Saturday, 16 April 2016

led - When does the placement of a resistor matter?


I've been a programmer for years but am very new to electronic engineering. So far I see people saying it doesn't matter where a resistor goes in your LED circuit as long as it is present, but it sounds like that's the nature of the basic LED circuit.


When does the placement of a resistor start to become important?



Answer



Since you say you've been a programmer for years I am going to ask you to stretch your mind a little bit answering your question in the most general way.


You refer to resistors, I am referring to any two terminal component (TTC). What's a two terminal component? You guessed it, it's anything that has two terminals. That is useful since we can define a current that flows through it and a voltage across it:


thanks to it.wiki


(Bipolo is the Italian for TTC)



So basically you can connect TTCs in two ways:



  • parallel: all the voltages across all the TTCs are the same, while the currents may be different

  • series: all the currents through the TTCs are the same, while the voltages may be different


please note that there are other ways to connect components, but let's focus on these.


When you connect many TTCs in series you obtain another TTC, its current is the same that passes through all the TTCs while its voltage is the sum of all the voltages across the internal TTCs. This means that the order of the chain is not important since the current through them will always be the same, and the total voltage also won't change because sum is a commutative operation.


And of course the same applies when you connect many TTCs in parallel.


So when does it count?
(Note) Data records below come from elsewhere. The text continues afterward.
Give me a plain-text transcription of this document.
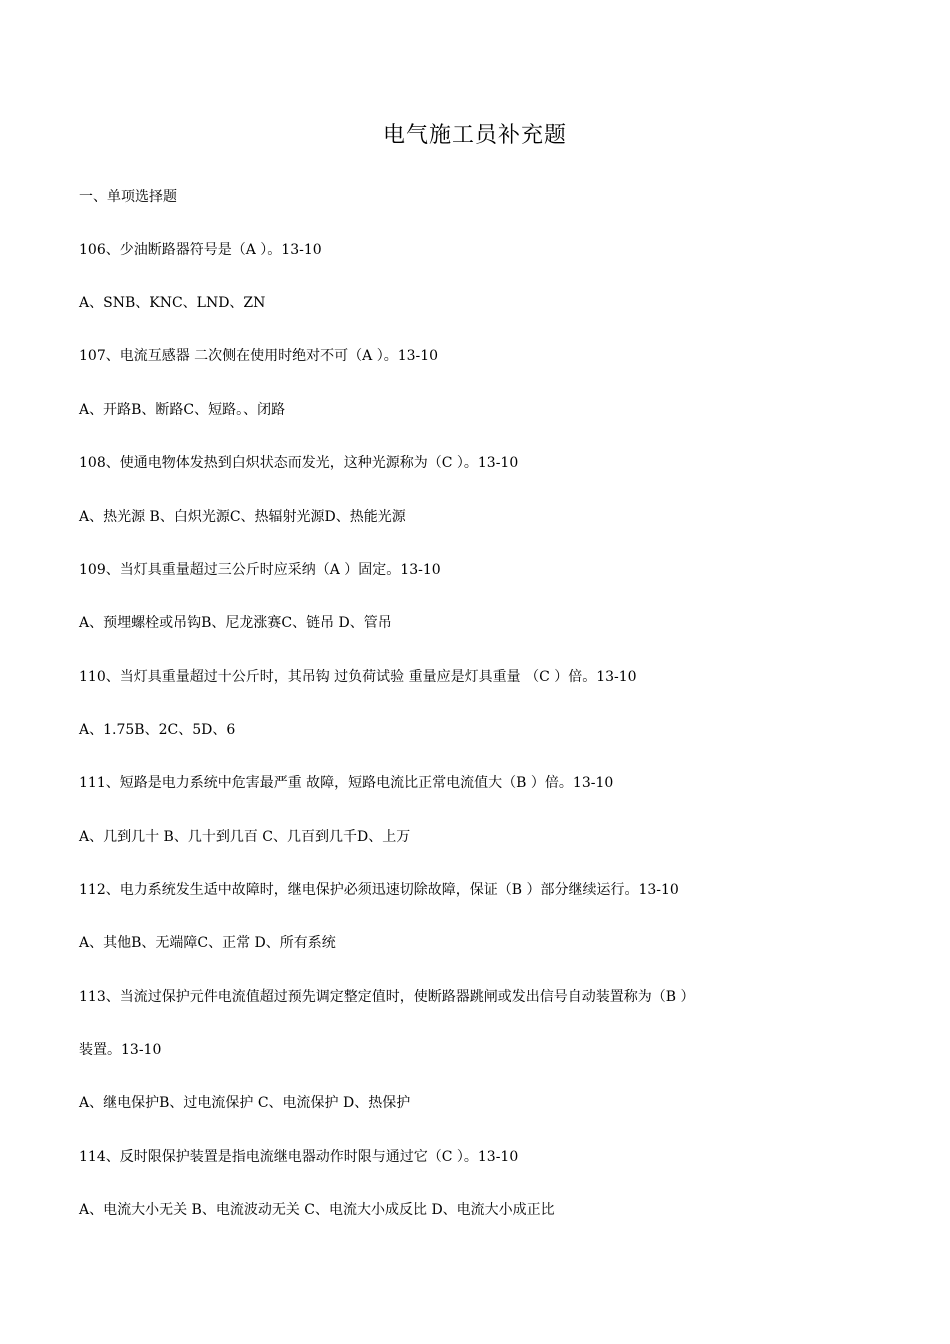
电气施工员补充题
一、单项选择题
106、少油断路器符号是（A ）。13-10
A、SNB、KNC、LND、ZN
107、电流互感器 二次侧在使用时绝对不可（A ）。13-10
A、开路B、断路C、短路。、闭路
108、使通电物体发热到白炽状态而发光，这种光源称为（C ）。13-10
A、热光源 B、白炽光源C、热辐射光源D、热能光源
109、当灯具重量超过三公斤时应采纳（A ）固定。13-10
A、预埋螺栓或吊钩B、尼龙涨赛C、链吊 D、管吊
110、当灯具重量超过十公斤时，其吊钩 过负荷试验 重量应是灯具重量 （C ）倍。13-10
A、1.75B、2C、5D、6
111、短路是电力系统中危害最严重 故障，短路电流比正常电流值大（B ）倍。13-10
A、几到几十 B、几十到几百 C、几百到几千D、上万
112、电力系统发生适中故障时，继电保护必须迅速切除故障，保证（B ）部分继续运行。13-10
A、其他B、无端障C、正常 D、所有系统
113、当流过保护元件电流值超过预先调定整定值时，使断路器跳闸或发出信号自动装置称为（B ）
装置。13-10
A、继电保护B、过电流保护 C、电流保护 D、热保护
114、反时限保护装置是指电流继电器动作时限与通过它（C ）。13-10
A、电流大小无关 B、电流波动无关 C、电流大小成反比 D、电流大小成正比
Well I see two cases:


When you don't have a series nor a parallel you can't just swap things around and hope things will still work, as someone said in a comment think of a simple CE bjt amplifier:



courtesy of the big web


You may look at it and say hey! R1 and R2 are in series, I can swap them. No, you can't because they are not in series because the current that flows in R1 is not the same that flows in R2.


Another case is when you need to measure either the voltage across a TTC in a series or the current through a TTC in a parallel. Maybe that voltage/current controls some other quantity around your circuit and if you don't be careful enough you might end up with wrong results:


schematic


simulate this circuit – Schematic created using CircuitLab (Sorry, that image sucks but the editor randomly places labels around.)


Suppose that the top terminal of R1 is connected to some fancy circuit and that \$V_{out}=kV^*\$. Please note that R1 and R2 are in series, I've drawn a wire coming from the middle of them but no current flows there, so the current that flows in R1 is the same that flows in R2. But what happens when you swap R1 and R2? Well, of course \$V^*\$ changes! If your fancy circuit outputs some current \$I_{fancy}\$ in the first case \$V^*=I_{fancy}R1\$ while in the second \$V^*=I_{fancy}R2\$, and these may differ of course.